AB InBev warns of $1 billion loss from Russia’s exit
Belgian brewer Anheuser-Busch InBev is in talks to sell its stake in its Russian and Ukrainian joint venture to its Turkish partner, in a deal that could cause the world’s largest brewer to lose $1.1 billion.
Manufacturer Budweiser, Stella Artois and Corona are seeking to sell their non-controlling stake in the AB InBev Efes joint venture to Anadolu Efes.
However, it will still have an indirect holding in Russia because it holds a 24 percent stake in Efes, according to S&P Capital IQ, dating from its acquisition of rival SABMiller in 2016.
This is the first significant example of a Turkish company stepping in to fill the gap created by the migration of Western brands from Russia, said an analyst at a Turkish investment advisory group.
As part of the deal, AB InBev said on Friday it had requested a suspension of Budweiser sales in Russia. It said it would require $1.1 billion in non-cash impairment charges as a result of the deal.
The beer company’s decision to withdraw from Russia comes as many Western companies have left or scaled back their operations in the country in protest of its invasion of Ukraine, or because of sanctions and supply chain disruptions.
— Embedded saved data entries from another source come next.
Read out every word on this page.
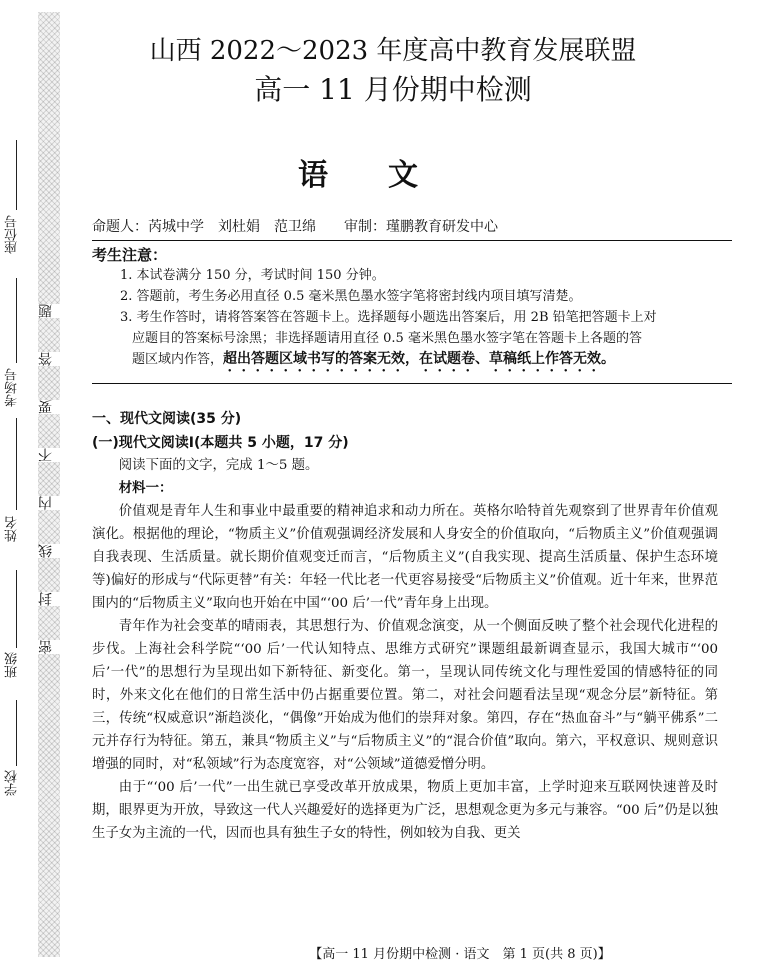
座位号
考场号
姓名
班级
学校
题
答
要
不
内
线
封
密
山西 2022～2023 年度高中教育发展联盟
高一 11 月份期中检测
语文
命题人：芮城中学　刘杜娟　范卫绵　　审制：瑾鹏教育研发中心
考生注意：
1. 本试卷满分 150 分，考试时间 150 分钟。
2. 答题前，考生务必用直径 0.5 毫米黑色墨水签字笔将密封线内项目填写清楚。
3. 考生作答时，请将答案答在答题卡上。选择题每小题选出答案后，用 2B 铅笔把答题卡上对
应题目的答案标号涂黑；非选择题请用直径 0.5 毫米黑色墨水签字笔在答题卡上各题的答
题区域内作答，超出答题区域书写的答案无效，在试题卷、草稿纸上作答无效。
一、现代文阅读(35 分)
(一)现代文阅读Ⅰ(本题共 5 小题，17 分)

阅读下面的文字，完成 1～5 题。

材料一：

价值观是青年人生和事业中最重要的精神追求和动力所在。英格尔哈特首先观察到了世界青年价值观演化。根据他的理论，“物质主义”价值观强调经济发展和人身安全的价值取向，“后物质主义”价值观强调自我表现、生活质量。就长期价值观变迁而言，“后物质主义”(自我实现、提高生活质量、保护生态环境等)偏好的形成与“代际更替”有关：年轻一代比老一代更容易接受“后物质主义”价值观。近十年来，世界范围内的“后物质主义”取向也开始在中国“‘00 后’一代”青年身上出现。

青年作为社会变革的晴雨表，其思想行为、价值观念演变，从一个侧面反映了整个社会现代化进程的步伐。上海社会科学院“‘00 后’一代认知特点、思维方式研究”课题组最新调查显示，我国大城市“‘00 后’一代”的思想行为呈现出如下新特征、新变化。第一，呈现认同传统文化与理性爱国的情感特征的同时，外来文化在他们的日常生活中仍占据重要位置。第二，对社会问题看法呈现“观念分层”新特征。第三，传统“权威意识”渐趋淡化，“偶像”开始成为他们的崇拜对象。第四，存在“热血奋斗”与“躺平佛系”二元并存行为特征。第五，兼具“物质主义”与“后物质主义”的“混合价值”取向。第六，平权意识、规则意识增强的同时，对“私领域”行为态度宽容，对“公领域”道德爱憎分明。

由于“‘00 后’一代”一出生就已享受改革开放成果，物质上更加丰富，上学时迎来互联网快速普及时期，眼界更为开放，导致这一代人兴趣爱好的选择更为广泛，思想观念更为多元与兼容。“00 后”仍是以独生子女为主流的一代，因而也具有独生子女的特性，例如较为自我、更关

【高一 11 月份期中检测 · 语文　第 1 页(共 8 页)】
Turkey, a NATO member that has built close ties with Moscow and Kiev in recent years, has condemned the Russian invasion and has supplied armed drones to the Ukrainian army. But it has also sought to maintain what it describes as a “balanced” position, to avoid damaging its economic, defense and energy ties with Russia.
Turkish officials have said they will not sign off on Western sanctions packages against Russia, while some Turkish companies and executives have said they view the withdrawal of Western companies as an opportunity.
The investment advisory analyst said it was too early to say whether the acquisition would be beneficial to Anadolu Efes. “It is not clear how consumption patterns will change in the Russian beer market, and how the competitive environment will change,” they said.
Rating agency Fitch downgraded Anadolu Efes last month, citing “a challenging macroeconomic environment in the company’s two largest markets in Turkey and Russia, as well as in Ukraine.” Efes and AB InBev formed their joint venture in 2018.
Edward Mundy, an analyst at Jefferies, said AB InBev’s decision “was not surprising, following the announcements from Carlsberg and Heineken to exit Russia”.
Carlsberg, which owns Russian brewery Baltika and has a relatively greater opening to the country, with 9 percent of revenue, compared to its larger competitors, said it plans to sell its Russian operation over the next year.
The Danish brewer said it expects to write off $1.4 billion from the sale, while Heineken has indicated a write-off of €400 million from its Russian operation.
Household maker Reckitt Benckiser is also seeking to sell its Russia business, while other consumer product manufacturers, such as Nestle, the world’s largest food group, have reduced sales there to “essential” products.
Shares of AB InBev fell 2.9 percent by mid-afternoon to 55.84 euros, while shares in Anadolu Efes rose nearly 1 percent to 30.70 TL.